You’ve heard the call for eight hours of sleep each night. But researchers at West Virginia University School of Medicine pinpoint seven as the magic number of hours needed to lower your risk of heart disease. Sleep less or, surprisingly, more, and you are more likely to develop heart disease.

If you find you’re regularly yawning by that 1 p.m. meeting, you’re in good company. A 2011 Sleep in America Poll (by the National Sleep Foundation) found that 60 percent of adults in this country say they have trouble sleeping nearly every night.

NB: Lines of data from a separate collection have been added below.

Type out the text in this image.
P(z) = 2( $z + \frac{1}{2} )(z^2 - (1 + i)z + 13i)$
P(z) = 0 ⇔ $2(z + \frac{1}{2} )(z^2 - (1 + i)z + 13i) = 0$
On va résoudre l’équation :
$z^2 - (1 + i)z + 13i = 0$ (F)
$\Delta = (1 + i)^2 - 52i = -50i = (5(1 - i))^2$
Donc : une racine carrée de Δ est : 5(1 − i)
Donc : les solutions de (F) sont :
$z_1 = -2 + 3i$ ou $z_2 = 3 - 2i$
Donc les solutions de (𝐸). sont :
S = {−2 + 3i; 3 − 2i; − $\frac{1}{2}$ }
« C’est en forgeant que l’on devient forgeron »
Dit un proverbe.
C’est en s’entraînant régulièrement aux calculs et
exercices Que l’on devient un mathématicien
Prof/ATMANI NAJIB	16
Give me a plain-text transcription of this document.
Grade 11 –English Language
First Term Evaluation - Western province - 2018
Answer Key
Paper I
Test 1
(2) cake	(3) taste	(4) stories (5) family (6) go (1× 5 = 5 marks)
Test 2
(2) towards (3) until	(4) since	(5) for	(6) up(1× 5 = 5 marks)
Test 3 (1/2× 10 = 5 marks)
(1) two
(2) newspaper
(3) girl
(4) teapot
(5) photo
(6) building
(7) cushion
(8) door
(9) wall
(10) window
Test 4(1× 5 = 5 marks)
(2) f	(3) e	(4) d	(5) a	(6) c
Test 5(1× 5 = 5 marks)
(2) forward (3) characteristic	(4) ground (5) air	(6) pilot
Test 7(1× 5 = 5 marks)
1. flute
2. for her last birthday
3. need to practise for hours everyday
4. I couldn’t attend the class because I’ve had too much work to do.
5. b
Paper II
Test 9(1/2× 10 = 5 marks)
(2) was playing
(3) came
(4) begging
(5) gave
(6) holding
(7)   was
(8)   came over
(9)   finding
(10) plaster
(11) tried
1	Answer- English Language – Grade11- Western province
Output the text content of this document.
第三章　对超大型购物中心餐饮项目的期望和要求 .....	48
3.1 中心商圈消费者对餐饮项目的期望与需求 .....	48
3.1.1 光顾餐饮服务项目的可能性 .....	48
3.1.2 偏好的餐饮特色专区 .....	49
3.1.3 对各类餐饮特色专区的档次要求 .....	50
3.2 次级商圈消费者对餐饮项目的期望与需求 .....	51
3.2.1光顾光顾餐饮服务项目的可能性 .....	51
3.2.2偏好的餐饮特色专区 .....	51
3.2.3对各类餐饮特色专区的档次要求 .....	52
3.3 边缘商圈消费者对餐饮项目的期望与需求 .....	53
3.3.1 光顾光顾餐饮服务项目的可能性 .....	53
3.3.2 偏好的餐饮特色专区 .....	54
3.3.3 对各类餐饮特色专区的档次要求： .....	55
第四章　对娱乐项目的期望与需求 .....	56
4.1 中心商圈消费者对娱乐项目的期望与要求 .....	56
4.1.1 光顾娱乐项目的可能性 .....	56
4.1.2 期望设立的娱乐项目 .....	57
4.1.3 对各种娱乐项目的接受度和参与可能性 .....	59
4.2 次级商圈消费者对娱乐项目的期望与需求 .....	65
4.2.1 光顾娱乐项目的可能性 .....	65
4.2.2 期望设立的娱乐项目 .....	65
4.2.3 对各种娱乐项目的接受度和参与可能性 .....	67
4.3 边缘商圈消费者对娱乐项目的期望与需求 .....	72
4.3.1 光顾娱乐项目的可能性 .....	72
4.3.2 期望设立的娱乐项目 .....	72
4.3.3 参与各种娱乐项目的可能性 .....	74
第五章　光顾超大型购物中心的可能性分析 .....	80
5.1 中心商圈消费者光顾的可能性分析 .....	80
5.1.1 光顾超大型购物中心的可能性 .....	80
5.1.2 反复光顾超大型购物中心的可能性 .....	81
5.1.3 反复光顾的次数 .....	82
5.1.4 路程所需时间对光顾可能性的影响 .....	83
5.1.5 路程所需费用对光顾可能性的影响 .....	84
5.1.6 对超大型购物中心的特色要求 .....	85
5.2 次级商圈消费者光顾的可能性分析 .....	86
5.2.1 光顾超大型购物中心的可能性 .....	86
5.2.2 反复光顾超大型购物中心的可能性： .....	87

So what should you do if you toss and turn on the regular? Follow these tips to sleep well for heart health:

  • Avoid caffeine after noon. (Coffee, tea, sodas and chocolate can all contain caffeine.)
  • Exercise at least five hours before you hit the hay.
  • Don’t eat heavy meals within three hours of bedtime.
  • Try a relaxing bath or shower about an hour and a half before you head to bed.
  • Go to bed at the same time every day, even weekends.
  • Leave your electronic devices in another room. Even the low light emitted by laptop, tablet and cell phone screens is enough to interfere with your body clock.

When all else fails, talk to your doctor.